Russian Oil Exports Remain Strong Despite US Sanctions

Russian Oil Exports Remain Strong Despite US Sanctions

The export of crude oil from Russia’s primary Pacific terminal remains robust, as shipping companies and traders continue to navigate around recently expanded US sanctions. They are employing a new fleet of vessels to maintain the flow of oil to global markets.

Between January 30th and February 16th, none of the sixteen tankers loading ESPO crude at the Kozmino port were included on the US sanctions list, according to data from Bloomberg and Kpler. This follows the broadening of US sanctions early last month. Notably, half of these tankers are new to handling ESPO grade crude, highlighting the adaptability of the Russian oil trade.

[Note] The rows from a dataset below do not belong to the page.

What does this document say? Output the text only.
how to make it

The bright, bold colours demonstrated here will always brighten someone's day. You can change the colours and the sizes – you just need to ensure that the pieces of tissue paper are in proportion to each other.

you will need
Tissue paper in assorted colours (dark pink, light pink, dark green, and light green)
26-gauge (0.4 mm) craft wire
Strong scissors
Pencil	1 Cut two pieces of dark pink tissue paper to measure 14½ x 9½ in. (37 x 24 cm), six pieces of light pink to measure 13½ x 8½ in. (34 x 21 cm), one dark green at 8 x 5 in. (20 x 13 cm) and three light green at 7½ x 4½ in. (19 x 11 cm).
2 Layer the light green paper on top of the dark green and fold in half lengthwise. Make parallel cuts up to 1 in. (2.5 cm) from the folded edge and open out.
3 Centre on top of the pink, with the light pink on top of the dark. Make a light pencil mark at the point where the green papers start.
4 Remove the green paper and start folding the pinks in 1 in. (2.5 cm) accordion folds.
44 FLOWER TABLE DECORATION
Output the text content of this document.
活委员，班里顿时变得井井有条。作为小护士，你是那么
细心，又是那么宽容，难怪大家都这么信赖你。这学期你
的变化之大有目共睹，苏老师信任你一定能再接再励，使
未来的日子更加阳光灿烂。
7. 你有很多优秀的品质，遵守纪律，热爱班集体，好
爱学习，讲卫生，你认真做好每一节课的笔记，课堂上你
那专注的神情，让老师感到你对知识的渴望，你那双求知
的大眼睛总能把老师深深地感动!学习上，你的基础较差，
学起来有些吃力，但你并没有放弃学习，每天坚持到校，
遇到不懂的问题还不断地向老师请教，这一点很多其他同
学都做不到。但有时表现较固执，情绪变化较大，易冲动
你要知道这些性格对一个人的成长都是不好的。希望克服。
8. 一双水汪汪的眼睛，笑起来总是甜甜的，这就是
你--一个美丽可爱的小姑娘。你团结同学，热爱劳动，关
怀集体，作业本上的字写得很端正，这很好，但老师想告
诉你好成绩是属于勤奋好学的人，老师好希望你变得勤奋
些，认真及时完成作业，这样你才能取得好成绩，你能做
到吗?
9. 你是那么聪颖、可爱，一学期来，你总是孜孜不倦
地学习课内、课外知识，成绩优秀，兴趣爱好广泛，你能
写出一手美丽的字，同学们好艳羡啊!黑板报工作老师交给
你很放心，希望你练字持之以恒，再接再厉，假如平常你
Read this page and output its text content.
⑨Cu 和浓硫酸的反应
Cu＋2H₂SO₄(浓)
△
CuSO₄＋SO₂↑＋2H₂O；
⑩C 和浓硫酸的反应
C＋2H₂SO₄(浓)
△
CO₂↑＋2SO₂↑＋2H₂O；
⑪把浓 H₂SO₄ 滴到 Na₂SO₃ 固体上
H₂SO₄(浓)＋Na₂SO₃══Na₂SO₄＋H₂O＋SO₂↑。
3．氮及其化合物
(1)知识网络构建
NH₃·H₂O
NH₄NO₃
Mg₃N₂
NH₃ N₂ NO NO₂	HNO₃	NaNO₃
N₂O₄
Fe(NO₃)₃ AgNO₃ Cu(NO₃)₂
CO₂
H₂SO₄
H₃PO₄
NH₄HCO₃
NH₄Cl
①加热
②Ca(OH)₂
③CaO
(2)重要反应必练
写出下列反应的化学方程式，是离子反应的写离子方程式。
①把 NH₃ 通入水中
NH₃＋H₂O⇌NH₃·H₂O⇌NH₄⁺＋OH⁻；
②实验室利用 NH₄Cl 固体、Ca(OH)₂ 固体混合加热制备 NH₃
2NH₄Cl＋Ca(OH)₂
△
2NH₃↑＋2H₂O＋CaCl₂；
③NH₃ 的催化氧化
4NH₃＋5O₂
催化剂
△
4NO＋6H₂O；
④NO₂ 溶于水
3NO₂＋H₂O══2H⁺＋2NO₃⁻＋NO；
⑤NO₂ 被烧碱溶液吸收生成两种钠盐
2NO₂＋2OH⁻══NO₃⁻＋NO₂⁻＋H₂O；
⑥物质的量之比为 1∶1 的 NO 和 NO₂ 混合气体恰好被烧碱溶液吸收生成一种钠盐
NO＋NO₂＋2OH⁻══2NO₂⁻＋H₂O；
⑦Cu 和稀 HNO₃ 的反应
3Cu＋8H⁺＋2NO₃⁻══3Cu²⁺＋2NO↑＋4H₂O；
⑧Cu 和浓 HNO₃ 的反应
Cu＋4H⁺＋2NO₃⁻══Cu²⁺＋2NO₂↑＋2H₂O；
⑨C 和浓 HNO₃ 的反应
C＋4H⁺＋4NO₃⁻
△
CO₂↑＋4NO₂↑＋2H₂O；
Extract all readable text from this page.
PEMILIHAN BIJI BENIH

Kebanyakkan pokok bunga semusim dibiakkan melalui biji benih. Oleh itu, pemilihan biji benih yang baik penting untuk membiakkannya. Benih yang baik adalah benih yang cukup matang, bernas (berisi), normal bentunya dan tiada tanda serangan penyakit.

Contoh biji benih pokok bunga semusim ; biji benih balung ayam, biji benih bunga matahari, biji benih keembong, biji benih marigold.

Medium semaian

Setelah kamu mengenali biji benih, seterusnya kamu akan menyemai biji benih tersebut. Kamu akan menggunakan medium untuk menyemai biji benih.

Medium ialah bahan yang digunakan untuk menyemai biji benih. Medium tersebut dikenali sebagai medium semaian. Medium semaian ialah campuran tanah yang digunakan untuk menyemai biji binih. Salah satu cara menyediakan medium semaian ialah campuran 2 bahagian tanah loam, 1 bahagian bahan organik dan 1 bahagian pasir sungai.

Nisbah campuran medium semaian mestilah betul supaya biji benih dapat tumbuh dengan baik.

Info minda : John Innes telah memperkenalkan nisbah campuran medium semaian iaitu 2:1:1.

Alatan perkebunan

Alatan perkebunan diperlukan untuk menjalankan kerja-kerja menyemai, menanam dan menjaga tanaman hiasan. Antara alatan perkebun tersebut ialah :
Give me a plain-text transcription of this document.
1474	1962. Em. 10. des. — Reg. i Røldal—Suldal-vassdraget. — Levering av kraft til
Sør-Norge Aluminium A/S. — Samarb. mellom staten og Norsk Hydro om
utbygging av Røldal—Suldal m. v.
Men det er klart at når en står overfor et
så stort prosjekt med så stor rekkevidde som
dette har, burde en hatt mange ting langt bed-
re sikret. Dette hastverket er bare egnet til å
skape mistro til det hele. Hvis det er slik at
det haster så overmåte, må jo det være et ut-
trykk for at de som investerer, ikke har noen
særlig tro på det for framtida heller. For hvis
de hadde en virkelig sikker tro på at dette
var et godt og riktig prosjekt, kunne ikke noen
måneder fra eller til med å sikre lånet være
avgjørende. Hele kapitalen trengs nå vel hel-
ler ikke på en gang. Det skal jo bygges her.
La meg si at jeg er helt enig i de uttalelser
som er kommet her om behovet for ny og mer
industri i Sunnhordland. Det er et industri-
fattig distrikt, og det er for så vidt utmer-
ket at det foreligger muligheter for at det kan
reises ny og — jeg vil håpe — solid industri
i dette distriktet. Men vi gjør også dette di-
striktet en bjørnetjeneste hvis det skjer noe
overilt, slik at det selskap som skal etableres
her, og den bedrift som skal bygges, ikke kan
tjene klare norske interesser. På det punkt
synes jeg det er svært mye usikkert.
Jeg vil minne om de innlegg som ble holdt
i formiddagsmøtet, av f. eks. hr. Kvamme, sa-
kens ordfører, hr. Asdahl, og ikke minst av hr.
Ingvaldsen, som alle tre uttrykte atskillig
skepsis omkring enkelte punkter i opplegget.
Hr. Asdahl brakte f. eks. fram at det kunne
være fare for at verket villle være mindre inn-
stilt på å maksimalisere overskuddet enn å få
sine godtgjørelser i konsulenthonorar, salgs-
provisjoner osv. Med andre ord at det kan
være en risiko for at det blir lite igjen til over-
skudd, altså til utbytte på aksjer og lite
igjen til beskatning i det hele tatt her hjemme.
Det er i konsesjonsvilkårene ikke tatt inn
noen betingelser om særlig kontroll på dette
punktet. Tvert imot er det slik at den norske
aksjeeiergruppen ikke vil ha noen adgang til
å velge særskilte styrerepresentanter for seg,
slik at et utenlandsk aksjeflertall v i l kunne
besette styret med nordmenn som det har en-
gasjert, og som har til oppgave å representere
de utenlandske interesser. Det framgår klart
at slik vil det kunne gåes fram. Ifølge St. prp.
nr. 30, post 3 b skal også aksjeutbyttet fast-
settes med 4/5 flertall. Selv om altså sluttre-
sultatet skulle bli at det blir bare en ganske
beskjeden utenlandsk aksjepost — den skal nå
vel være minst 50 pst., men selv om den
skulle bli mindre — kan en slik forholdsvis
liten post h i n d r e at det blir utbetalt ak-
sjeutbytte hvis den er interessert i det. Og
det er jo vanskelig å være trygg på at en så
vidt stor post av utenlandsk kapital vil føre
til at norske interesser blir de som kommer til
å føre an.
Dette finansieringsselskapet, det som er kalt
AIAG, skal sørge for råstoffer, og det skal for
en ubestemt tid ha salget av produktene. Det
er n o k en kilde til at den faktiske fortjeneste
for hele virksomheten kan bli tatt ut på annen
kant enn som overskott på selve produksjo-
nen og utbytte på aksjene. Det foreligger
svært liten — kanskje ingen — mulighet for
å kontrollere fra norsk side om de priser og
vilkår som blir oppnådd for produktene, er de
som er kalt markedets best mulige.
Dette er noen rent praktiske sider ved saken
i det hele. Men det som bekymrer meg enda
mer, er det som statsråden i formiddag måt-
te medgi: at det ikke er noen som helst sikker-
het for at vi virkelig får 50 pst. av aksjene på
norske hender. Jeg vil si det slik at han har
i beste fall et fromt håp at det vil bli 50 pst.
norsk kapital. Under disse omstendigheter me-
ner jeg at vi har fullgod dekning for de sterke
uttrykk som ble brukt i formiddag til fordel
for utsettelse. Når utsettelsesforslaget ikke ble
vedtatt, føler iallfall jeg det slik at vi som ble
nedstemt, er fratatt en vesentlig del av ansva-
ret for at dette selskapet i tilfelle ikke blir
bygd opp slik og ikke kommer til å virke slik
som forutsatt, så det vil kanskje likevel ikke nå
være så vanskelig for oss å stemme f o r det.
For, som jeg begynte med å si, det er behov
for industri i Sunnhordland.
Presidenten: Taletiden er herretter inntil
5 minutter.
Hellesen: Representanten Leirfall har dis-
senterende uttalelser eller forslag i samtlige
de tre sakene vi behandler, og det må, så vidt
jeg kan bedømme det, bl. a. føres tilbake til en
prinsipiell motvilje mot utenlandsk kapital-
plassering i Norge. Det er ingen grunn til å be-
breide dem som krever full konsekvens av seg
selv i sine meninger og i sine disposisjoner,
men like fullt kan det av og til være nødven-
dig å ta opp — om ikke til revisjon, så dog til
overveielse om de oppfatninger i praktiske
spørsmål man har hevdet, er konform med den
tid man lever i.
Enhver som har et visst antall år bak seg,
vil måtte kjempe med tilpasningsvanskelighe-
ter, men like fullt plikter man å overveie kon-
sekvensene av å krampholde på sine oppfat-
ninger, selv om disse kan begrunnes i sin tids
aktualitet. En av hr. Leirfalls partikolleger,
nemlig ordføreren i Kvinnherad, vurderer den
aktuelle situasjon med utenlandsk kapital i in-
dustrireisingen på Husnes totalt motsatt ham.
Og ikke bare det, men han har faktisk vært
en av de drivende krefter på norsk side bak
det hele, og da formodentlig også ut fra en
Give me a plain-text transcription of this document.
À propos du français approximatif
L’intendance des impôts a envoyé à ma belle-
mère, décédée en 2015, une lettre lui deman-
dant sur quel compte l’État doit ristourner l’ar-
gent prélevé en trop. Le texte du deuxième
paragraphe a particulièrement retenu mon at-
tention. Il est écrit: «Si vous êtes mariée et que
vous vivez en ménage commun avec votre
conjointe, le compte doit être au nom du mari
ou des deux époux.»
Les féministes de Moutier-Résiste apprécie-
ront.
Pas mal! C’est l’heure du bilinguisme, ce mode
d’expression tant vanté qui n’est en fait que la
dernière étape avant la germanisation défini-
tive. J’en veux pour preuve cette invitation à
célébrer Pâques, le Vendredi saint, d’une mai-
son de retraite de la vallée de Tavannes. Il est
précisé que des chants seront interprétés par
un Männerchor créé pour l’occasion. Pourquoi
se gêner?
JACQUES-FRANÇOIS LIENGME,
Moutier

Market participants are closely monitoring Russia’s capacity to sustain crude oil shipments amid ongoing geopolitical tensions. Direct discussions between the Trump administration and Moscow in Saudi Arabia regarding a potential resolution in Ukraine have raised speculation about the potential easing of sanctions. The resilience of oil flows from Iran, another target of US sanctions, further underscores the complexities of enforcing such restrictions.

Since late January, many vessels newly involved in the ESPO trade have been operating under flags of convenience, including Panama, the Cook Islands, Sierra Leone, and Djibouti. Nearly all ESPO cargoes were destined for China, with Dongying, Huizhou, and Dongjiakou among the frequent destinations. Ownership data from Equasis indicates that most of these ships are registered to companies in Shanghai, Hong Kong, and Seychelles.

Map showing oil trade routesMap showing oil trade routes

Freight rates for the Kozmino-to-Asia route experienced a sharp increase following the latest round of US sanctions, one of the final actions taken by the Biden administration. However, these rates have since subsided. Currently, the cost for the three- to five-day journey to China is approximately $5 million, according to shipbrokers and a Chinese private refiner. This represents an increase from $1.5 million prior to January 10th, but a significant decline from the peak. This suggests that while the sanctions initially disrupted the market, new strategies are being implemented to mitigate their impact on Russian oil exports. The continued flow of Russian crude, despite these sanctions, highlights the challenges in limiting global energy trade and the adaptability of market participants in circumventing restrictions. The long-term effects of these sanctions and their potential impact on global oil markets remain to be seen.